Where does the Bible speak about the “sanctity of human life?” I've noticed that the more widely a phrase or slogan gets thrown around, the fuzzier its meaning seems to become. This one is a good example. I’m forever hearing Christians talk about “the sanctity of human life”—in church, on Christian radio and television, and in fund-raising letters from non-profit ministries. In spite of this, I’m not sure I understand exactly what it refers to or where it comes from. Is there a biblical basis for this idea?
We would argue that the Bible is the one and only original source of the belief that human life is unique in all creation and sacred in the eyes of God. This concept in turn provides the foundation for such highly cherished ideals as human rights, human dignity, equality, liberty, and social justice. These principles are indispensable to democracy. We take them for granted in western culture. And yet the truth is that they flow directly from the Christian worldview and the scriptural teaching that undergirds it.
In theological terms, the sanctity of human life is rooted in the Imago Dei. According to Genesis 1:27, all human beings are created “in the Image of God.” Every individual ever conceived bears that Image. It doesn't matter who or what he is or who his parents happen to be. This means that, in some mysterious way, each one of us is a “copy” or “graphic image” of the Creator. Every human being is a formal, visible, and understandable representation of who God is and what He is really like. It also implies that we've been designed to enjoy interpersonal communion with Him and with each other for all eternity. That’s because community, fellowship, and relationship are basic to the very nature of the Trinity.

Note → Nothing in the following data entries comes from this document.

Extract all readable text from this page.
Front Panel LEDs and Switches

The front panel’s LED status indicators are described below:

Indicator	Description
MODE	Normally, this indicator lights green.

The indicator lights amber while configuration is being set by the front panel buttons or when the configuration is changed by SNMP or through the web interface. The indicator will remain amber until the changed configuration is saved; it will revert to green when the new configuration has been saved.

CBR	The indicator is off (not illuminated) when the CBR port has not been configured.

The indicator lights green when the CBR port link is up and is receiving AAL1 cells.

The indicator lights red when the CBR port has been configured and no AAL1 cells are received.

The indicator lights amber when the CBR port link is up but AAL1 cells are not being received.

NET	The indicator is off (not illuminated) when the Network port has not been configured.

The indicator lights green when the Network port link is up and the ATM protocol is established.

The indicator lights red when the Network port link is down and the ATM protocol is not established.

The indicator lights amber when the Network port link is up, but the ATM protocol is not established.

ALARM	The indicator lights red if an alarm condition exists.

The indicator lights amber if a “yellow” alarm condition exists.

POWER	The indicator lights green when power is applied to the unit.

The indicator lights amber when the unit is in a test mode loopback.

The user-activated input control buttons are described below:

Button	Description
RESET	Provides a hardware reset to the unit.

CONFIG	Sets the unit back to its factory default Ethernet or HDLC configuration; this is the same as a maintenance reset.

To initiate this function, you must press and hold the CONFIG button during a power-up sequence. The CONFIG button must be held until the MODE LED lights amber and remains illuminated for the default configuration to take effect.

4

Note that we said “every individual ever conceived.” That was intentional. The Bible clearly indicates that God knows and regards us as unique human persons while we are still in the womb (and even prior to that time): “For You formed my inward parts; You covered me in my mother’s womb… My frame was not hidden from You when I was made in secret… Your eyes saw my substance, being yet unformed. And in Your book they all were written, the days fashioned for me, when as yet there were none of them” (Psalm 139:13-16); “Then the word of the Lord came to me, saying: ‘Before I formed you in the womb I knew you; before you were born I sanctified you; I ordained you a prophet to the nation’s” (Jeremiah 1:4, 5).
It’s true that the Image of God in man has been marred by sin. But Scripture also makes it clear that man’s fall has not destroyed or removed the Imago. It has merely broken or disfigured it. The mirror may be cracked, but it still reflects. Though a sinner, man is still redeemable and worth redeeming. That’s why God sent His Son into the world to die on our behalf.
This is a crucial point, since it is precisely our redeemability and the fact that we still bear God’s Image that makes us different from the rest of creation. As theologian Louis Berkhof puts it, “The doctrine of the Image of God in man is of the greatest importance in theology, for that Image is the expression of that which is most distinctive in man and in his relation to God. The fact that man is the Image of God distinguishes him from the animal and every other creature” (Systematic Theology, p. 206).